From what you are saying, is it correct to say that for every point in the image (each invocation of the argument function to generate), you want to run the recursion/iteration of bernsteinDeriv once?

What I still don't understand, how is the (x,y)-coordinate of the current pixel of the image used in that computation? The Bernstein polynominal appears to be constant (across the whole image) from your description.

kdmadej commented 10 years ago

Crap I suck at explaining and I made it sound more confusing that it's supposed to be ^^

But to answer you question - I use the x and y coordinates to calculate the distance of the current pixel from the given cubic Bézier. In order to construct the final Bernstein polynomial for which I try to find the roots, I need both the input Bézier and the coordinates.

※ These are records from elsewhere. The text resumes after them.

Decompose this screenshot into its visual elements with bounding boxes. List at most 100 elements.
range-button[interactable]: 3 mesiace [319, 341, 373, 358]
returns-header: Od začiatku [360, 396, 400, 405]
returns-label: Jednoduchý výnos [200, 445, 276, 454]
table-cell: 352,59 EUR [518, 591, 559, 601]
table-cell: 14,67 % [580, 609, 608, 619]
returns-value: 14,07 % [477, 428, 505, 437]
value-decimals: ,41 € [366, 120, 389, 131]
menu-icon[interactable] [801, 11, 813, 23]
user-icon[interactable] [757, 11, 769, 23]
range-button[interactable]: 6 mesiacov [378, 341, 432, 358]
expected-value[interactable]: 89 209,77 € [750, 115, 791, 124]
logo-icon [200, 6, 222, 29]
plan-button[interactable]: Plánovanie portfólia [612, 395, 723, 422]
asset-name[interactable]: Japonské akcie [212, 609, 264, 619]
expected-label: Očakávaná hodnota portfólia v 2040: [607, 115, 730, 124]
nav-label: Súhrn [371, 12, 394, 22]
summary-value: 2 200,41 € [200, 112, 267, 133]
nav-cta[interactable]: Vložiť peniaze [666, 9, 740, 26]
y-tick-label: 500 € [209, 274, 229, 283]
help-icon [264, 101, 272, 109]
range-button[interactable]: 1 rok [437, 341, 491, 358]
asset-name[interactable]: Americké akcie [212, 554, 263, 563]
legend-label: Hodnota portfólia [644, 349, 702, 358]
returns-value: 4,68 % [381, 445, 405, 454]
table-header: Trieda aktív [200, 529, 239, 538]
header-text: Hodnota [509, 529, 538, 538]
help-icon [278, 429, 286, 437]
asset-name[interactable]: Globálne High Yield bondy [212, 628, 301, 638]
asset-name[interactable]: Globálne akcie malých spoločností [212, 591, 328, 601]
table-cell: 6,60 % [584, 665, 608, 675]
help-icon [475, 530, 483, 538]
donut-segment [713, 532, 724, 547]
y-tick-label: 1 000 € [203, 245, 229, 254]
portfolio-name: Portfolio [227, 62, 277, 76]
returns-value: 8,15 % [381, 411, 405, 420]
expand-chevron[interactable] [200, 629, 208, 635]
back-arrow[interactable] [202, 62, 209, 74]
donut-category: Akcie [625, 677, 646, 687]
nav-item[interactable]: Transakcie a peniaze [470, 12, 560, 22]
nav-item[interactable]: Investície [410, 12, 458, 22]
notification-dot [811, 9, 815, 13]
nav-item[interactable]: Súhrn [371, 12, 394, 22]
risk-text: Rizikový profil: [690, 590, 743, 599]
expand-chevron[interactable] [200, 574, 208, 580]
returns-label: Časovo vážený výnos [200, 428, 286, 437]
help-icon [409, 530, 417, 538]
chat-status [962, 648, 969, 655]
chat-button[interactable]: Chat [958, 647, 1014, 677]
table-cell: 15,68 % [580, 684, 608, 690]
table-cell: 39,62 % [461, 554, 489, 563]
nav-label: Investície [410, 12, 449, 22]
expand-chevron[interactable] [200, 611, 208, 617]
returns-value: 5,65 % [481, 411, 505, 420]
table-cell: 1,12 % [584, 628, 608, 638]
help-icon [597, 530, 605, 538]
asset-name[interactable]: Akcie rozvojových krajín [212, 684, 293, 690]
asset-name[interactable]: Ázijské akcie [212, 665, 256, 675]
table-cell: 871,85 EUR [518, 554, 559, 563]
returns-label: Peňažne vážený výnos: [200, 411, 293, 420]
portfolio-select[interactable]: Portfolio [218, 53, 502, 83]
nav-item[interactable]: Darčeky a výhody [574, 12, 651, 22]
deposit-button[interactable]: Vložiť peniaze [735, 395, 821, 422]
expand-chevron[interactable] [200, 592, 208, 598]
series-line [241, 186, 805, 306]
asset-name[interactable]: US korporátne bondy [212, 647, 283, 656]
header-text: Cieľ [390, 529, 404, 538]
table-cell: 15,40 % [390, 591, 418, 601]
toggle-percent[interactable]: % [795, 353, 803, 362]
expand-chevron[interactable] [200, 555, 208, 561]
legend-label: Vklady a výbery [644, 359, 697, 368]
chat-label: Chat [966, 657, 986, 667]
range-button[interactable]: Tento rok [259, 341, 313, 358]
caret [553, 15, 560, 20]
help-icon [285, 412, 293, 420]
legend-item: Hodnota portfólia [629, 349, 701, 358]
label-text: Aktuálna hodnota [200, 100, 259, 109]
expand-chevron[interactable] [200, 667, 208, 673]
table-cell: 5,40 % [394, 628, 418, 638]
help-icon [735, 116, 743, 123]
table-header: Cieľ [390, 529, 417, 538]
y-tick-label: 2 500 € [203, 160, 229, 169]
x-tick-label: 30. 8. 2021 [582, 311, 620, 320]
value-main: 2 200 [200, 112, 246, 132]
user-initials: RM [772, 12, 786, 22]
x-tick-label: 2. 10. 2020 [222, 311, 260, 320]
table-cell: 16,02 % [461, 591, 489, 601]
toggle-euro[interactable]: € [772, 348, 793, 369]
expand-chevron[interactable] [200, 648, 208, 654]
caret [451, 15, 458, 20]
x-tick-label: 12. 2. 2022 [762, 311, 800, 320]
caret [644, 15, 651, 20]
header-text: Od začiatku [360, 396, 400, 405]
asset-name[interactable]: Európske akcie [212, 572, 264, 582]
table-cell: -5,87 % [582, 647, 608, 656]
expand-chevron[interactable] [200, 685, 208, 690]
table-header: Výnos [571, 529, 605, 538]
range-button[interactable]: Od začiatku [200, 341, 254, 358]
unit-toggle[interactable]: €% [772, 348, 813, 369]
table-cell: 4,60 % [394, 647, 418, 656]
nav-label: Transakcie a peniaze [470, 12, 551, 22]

The best thing for me to do would probably be to link you the code I'd like to port, so here it is: the closest function and the package used for handling the Bernsteins

Hope this clarifies my intentions.

PS. Come to think of it, since I'm dealing with polynomials of a degree not higher than 5 (not too many coefficients), I can solve the problem of sequential mapping/zipping by providing functions for polynomials of each single degree I'm supposed to handle. The bigger problem would be: what to do about the recursive algorithm that stops at a given acceptable error threshold, but that's not the point of this discussion ;) (I'll probably post a question regarding my idea for a workaround in a separate thread)

mchakravarty commented 10 years ago

This one is tricky. The recursion function you mentioned is bezierFindRoot in the code you linked to, isn't it. That recursive function returns a list (the roots) whose length is only determined at runtime. If you want to model this with arrays, you gets nested arrays of arrays where the length of the subarrays varies (dependent on the input data). Implement this on a GPU, requires proper nested data parallelism. We would like to support that, but a general strategy for efficiently implementing this on a GPU is an open research problem.